Predict research level from text: http://www.sciencedirect.com/science/article/pii/S1751157713000825
Any use of this code should reference the following article:
Boyack, K. W., Patek, M., Ungar, L. H., Yoon, P., & Klavans, R. (2014). Classification of individual articles from all of science by research level. Journal of Informetrics, 18(1), 1-12. (DOI: 10.1016/j.joi.2013.10.005)
Word-feature weights are contained in the data/word-features.txt.gz file.
File is tab-delimited text with 3 columns: research-level, type, word, weight.
Where a type of t
denotes a title word feature, and a type of a
denotes an abstract word feature.
It may be easiest to run this from a Python virtual environment (https://pypi.python.org/pypi/virtualenv) with python 3.
To install the Python dependencies:
$ pip install -r requirements.txt
This project also comes with an environment.yml
file that can be used to create a Conda environment.

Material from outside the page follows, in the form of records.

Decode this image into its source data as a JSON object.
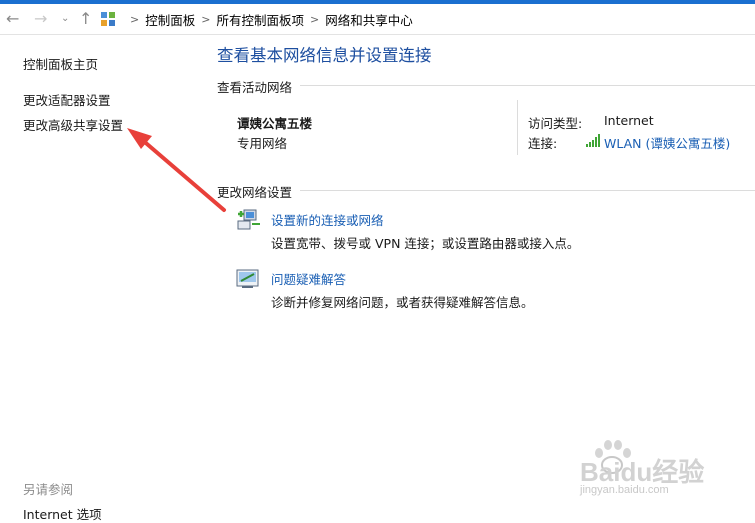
{
  "nav": {
    "back_icon": "back-arrow-icon",
    "forward_icon": "forward-arrow-icon",
    "dropdown_icon": "chevron-down-icon",
    "up_icon": "up-arrow-icon"
  },
  "breadcrumb": [
    "控制面板",
    "所有控制面板项",
    "网络和共享中心"
  ],
  "sidebar": {
    "home": "控制面板主页",
    "items": [
      "更改适配器设置",
      "更改高级共享设置"
    ],
    "see_also_label": "另请参阅",
    "see_also_items": [
      "Internet 选项"
    ]
  },
  "main": {
    "title": "查看基本网络信息并设置连接",
    "active_section": "查看活动网络",
    "network_name": "谭姨公寓五楼",
    "network_type": "专用网络",
    "access_type_label": "访问类型:",
    "access_type_value": "Internet",
    "connection_label": "连接:",
    "connection_value": "WLAN (谭姨公寓五楼)",
    "change_section": "更改网络设置",
    "tasks": [
      {
        "link": "设置新的连接或网络",
        "desc": "设置宽带、拨号或 VPN 连接；或设置路由器或接入点。"
      },
      {
        "link": "问题疑难解答",
        "desc": "诊断并修复网络问题，或者获得疑难解答信息。"
      }
    ]
  },
  "watermark": {
    "brand": "Baidu经验",
    "url": "jingyan.baidu.com"
  },
  "colors": {
    "accent": "#1a6fd0",
    "link": "#1a5fb4",
    "title": "#1e4fa0",
    "arrow": "#e8403a",
    "wifi": "#3fa535"
  }
}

To test, just run the included test script:
$ python test_rlev_model.py
.
----------------------------------------------------------------------
Ran 1 test in 0.247s
OK
Input files should be tab-delimited text files with three columns: id, title, abstract.
A sample input file data/sample-data.txt
is included. Our output from that input file is also
included in data/sample-output.txt
.
You should be able to run the classifier like this:
$ python rlev_model.py data/sample-data.txt > data/sample-output.txt
Output is written to stdout
and is tab-delimited text with 5 columns: id, prob1, prob2, prob3, prob4.
Here prob1 is the probability that the document belongs to research-level 1, and so on.